In fact, even someone from India or Pakistan who knows Persian would have a very hard time understanding someone from Iran, because the accent is so different. The type of Persian spoken in India and Pakistan is (was) a variety called Indo-Persian. It has mostly died out now, but it was the administrative language of both the Mughal Empire and the British Empire in India. (I once saw a rare history of the world written in Persian by a British officer stationed in India in the 19th-century.) The first Persian grammar written in English was by Sir William Jones, a British judge in 18th-century Calcutta. The same fellow who discovered the Indo-European language family.

Indo-Persian was pronounced according to the way Persian was spoken 800 years ago.
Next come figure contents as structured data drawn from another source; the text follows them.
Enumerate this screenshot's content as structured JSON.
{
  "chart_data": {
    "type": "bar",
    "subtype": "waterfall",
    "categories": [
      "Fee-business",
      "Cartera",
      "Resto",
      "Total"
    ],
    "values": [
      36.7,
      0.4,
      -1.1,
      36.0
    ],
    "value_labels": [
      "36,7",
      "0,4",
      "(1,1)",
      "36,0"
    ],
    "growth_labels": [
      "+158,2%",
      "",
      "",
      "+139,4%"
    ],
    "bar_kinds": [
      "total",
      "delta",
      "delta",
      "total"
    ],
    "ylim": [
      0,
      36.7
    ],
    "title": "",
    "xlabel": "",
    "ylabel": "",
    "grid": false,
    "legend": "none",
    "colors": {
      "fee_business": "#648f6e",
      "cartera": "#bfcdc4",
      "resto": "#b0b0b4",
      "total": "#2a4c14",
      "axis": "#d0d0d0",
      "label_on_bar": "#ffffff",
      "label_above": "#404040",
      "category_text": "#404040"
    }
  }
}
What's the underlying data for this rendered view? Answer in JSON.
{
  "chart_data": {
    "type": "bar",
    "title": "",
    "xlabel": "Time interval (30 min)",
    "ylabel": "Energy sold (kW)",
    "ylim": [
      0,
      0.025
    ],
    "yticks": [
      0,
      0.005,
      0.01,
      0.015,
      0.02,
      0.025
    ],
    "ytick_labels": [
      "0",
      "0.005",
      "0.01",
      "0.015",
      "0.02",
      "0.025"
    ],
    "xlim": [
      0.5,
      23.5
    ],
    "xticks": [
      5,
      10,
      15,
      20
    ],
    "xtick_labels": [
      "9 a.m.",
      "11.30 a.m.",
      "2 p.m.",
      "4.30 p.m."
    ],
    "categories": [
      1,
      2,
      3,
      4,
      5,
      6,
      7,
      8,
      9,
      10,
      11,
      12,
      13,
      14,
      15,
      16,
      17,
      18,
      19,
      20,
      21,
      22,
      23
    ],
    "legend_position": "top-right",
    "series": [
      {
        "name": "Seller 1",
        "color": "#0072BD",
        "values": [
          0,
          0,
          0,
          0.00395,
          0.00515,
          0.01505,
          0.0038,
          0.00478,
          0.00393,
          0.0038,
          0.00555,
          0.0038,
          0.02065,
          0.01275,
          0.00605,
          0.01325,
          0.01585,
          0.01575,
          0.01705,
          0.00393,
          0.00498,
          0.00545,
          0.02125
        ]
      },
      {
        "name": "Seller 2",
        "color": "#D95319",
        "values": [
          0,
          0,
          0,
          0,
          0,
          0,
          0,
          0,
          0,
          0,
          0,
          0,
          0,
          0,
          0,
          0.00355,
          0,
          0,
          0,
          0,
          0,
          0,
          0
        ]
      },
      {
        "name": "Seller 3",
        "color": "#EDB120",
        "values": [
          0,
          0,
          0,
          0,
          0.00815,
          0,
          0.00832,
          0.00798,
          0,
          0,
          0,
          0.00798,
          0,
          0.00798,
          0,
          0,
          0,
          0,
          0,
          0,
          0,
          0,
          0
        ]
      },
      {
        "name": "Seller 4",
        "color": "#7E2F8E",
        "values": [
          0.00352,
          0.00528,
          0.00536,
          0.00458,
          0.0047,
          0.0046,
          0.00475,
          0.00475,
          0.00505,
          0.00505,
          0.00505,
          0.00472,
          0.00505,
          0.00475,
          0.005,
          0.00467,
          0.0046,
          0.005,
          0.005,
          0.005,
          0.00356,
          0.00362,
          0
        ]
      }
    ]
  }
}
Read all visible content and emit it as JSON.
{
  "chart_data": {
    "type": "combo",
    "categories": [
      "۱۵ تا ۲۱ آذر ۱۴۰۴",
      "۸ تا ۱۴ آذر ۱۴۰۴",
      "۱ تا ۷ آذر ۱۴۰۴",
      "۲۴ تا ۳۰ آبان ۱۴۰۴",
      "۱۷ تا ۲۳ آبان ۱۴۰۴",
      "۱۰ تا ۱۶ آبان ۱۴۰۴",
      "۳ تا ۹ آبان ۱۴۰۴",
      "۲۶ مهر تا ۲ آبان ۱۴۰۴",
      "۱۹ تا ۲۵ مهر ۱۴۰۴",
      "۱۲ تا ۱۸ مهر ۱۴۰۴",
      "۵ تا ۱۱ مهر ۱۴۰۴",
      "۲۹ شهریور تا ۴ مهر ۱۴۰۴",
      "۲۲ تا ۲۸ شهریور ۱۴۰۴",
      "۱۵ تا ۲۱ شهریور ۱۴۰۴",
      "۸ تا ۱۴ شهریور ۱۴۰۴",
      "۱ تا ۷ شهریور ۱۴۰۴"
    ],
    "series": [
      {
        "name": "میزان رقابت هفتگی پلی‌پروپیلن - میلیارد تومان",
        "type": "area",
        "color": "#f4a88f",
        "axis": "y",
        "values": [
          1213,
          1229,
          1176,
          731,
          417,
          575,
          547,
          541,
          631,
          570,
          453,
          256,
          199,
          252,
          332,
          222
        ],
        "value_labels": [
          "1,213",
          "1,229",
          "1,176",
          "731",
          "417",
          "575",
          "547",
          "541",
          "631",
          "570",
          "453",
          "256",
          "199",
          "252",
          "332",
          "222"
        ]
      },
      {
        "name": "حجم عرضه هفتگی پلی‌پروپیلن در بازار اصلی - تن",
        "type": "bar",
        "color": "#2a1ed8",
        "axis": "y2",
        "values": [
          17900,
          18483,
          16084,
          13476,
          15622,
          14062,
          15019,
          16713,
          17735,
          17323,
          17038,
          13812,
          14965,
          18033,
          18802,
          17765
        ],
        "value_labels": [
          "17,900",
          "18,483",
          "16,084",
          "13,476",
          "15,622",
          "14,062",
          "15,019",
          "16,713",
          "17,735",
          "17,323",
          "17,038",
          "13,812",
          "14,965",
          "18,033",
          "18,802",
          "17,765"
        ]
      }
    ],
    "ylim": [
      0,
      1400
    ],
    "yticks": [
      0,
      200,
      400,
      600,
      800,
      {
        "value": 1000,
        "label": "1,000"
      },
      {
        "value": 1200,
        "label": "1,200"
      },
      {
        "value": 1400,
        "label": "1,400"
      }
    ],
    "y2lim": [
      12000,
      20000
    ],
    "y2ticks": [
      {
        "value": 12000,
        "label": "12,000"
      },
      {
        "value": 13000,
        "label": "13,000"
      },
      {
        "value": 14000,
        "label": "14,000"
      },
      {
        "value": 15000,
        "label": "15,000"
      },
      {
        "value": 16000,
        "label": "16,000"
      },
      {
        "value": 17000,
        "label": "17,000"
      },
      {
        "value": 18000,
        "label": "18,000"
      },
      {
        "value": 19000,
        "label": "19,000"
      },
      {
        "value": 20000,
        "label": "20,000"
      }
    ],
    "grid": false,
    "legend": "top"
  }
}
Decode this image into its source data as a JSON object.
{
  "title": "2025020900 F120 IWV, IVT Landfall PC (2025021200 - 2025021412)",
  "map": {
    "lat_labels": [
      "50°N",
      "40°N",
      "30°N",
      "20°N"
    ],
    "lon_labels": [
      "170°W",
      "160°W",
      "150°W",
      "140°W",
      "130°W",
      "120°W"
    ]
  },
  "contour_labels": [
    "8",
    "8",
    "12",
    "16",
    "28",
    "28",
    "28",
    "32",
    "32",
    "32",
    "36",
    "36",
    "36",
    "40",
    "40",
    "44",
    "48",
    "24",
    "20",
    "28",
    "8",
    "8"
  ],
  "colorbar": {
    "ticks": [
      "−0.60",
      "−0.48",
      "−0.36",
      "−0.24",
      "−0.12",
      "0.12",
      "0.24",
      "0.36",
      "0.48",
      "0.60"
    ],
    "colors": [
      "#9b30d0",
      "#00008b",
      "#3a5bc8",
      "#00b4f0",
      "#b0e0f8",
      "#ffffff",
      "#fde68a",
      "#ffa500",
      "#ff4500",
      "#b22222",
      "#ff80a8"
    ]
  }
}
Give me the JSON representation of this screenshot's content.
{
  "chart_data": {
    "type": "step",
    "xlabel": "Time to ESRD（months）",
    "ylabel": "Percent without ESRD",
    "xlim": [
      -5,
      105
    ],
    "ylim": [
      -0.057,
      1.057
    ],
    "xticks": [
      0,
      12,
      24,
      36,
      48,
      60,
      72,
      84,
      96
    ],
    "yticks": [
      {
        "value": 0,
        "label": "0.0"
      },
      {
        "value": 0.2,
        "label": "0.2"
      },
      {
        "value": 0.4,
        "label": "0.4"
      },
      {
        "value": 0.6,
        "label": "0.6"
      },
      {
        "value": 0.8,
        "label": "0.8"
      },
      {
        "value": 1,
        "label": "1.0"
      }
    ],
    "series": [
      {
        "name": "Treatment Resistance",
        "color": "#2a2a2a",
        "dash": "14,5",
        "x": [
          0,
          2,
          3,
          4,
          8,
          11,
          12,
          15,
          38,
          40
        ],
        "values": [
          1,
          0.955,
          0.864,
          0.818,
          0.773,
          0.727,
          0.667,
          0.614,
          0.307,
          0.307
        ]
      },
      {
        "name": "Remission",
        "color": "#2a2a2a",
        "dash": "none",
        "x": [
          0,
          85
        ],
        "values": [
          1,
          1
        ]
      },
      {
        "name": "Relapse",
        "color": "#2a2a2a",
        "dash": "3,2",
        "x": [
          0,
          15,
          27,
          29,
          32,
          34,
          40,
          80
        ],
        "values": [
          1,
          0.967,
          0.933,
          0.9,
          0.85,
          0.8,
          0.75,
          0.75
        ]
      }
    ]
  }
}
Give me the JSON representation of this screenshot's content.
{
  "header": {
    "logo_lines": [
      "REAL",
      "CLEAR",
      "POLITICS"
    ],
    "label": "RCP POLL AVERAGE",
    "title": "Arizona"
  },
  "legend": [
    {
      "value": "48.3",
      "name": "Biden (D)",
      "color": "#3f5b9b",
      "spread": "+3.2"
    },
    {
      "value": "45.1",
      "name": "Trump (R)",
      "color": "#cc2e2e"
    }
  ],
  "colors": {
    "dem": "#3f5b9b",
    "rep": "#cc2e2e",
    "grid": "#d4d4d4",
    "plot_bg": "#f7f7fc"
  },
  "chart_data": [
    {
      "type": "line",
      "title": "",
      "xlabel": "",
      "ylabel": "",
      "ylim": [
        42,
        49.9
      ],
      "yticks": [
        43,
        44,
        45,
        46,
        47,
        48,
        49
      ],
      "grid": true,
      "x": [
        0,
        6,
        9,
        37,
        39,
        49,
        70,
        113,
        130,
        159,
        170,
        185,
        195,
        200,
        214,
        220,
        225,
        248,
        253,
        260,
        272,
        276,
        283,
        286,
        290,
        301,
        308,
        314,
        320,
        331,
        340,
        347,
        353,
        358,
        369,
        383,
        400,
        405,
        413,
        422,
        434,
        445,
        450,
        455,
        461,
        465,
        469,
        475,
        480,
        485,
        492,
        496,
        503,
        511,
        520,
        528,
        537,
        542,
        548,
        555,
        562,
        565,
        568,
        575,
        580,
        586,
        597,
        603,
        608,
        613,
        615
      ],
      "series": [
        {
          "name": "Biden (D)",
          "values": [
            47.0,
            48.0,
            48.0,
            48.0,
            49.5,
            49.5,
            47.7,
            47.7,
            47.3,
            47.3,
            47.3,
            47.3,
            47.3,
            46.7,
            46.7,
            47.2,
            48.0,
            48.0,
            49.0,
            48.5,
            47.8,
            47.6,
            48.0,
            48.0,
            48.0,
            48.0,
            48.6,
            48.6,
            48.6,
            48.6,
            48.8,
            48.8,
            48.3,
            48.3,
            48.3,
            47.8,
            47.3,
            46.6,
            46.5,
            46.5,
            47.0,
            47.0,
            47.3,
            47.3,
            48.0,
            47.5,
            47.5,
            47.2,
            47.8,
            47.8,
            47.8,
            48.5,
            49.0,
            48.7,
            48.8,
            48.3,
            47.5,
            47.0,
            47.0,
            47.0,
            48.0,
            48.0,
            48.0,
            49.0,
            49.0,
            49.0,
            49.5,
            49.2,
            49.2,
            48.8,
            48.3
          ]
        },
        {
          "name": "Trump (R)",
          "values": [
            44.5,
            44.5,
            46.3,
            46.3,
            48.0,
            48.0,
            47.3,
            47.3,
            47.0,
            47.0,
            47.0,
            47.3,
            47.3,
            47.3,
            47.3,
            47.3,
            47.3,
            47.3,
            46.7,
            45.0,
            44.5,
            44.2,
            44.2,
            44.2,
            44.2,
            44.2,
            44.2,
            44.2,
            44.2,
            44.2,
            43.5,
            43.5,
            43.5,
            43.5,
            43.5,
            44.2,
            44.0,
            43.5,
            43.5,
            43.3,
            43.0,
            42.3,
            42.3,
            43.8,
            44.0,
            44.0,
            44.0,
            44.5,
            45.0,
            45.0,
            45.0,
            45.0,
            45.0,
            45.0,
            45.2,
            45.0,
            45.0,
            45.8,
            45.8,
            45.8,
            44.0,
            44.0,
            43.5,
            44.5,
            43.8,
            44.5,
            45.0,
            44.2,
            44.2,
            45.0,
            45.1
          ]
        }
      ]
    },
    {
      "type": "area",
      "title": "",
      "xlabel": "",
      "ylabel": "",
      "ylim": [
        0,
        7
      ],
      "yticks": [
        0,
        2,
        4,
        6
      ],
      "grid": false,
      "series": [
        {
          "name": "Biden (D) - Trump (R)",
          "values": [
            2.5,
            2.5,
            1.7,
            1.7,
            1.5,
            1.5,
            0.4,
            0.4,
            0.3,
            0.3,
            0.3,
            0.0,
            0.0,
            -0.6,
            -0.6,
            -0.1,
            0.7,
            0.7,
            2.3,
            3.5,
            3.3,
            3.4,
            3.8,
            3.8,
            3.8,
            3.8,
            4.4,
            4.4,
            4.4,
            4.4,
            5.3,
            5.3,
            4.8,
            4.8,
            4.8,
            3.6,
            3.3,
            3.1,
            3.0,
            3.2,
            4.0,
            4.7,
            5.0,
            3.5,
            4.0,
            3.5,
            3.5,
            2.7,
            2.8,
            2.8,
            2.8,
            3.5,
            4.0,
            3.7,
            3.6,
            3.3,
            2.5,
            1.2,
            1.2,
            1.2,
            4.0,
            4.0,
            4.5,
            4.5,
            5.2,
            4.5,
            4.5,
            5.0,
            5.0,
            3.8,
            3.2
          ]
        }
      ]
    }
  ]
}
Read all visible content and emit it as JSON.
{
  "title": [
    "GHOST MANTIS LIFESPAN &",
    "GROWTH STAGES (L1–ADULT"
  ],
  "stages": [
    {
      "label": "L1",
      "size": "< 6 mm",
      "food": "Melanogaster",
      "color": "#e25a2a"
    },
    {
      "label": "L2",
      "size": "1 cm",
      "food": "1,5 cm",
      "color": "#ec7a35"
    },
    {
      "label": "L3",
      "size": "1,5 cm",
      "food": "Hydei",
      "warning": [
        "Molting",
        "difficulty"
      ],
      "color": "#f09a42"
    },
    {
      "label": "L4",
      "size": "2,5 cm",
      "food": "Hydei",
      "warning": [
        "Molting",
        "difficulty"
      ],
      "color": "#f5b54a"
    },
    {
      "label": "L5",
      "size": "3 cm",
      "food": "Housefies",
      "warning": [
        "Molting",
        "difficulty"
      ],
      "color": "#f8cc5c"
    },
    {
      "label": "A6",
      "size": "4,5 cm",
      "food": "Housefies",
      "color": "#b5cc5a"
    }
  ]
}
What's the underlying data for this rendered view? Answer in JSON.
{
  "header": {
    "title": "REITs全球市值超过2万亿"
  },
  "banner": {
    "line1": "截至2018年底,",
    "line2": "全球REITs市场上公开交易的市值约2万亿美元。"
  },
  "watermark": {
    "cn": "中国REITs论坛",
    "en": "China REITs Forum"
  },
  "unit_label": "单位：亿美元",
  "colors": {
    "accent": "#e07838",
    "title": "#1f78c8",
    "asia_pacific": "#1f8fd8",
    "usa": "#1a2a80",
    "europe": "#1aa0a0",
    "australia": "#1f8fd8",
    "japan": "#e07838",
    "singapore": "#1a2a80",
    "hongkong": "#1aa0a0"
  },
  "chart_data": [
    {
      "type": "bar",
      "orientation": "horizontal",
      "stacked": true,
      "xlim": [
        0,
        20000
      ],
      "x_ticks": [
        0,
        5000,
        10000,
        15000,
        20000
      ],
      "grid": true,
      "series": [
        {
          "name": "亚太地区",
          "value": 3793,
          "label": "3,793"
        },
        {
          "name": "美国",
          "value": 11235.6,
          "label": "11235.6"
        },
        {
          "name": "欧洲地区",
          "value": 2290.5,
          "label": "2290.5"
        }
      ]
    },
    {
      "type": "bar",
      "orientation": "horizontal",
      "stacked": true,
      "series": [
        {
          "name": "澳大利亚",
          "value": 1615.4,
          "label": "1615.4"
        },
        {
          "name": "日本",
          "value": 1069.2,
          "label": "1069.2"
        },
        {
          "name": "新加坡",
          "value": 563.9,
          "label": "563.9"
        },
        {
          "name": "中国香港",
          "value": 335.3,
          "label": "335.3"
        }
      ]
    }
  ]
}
In Iran, the pronunciation changed significantly over the years, but in India it stayed the same. Iran went through a Great Vowel Shift of its own, parallel to the Great Vowel Shift in English, and at about the same time. Modern Iranian Persian lost two of its vowels, and the rest of the vowels all shifted position. This, plus the fact that in Iran the stress is oxytonic (always on the last syllable, as in French) while in Indo-Persian the stress is variable (as in Urdu), makes spoken Iranian Persian very hard to understand for someone from India or Pakistan. Indo-Persian was pronounced pretty much the same as Urdu. This was because the vowel system in both older Persian and Hindi/Urdu had remained essentially unchanged from Sanskrit, from Proto-Indo-Iranian.

Hardly anyone nowadays still learns Indo-Persian (its last great poet was Muhammad Iqbal, who died in 1938), but its influence lives on in the many thousands of words and phrases, and poetic forms, it contributed to Urdu.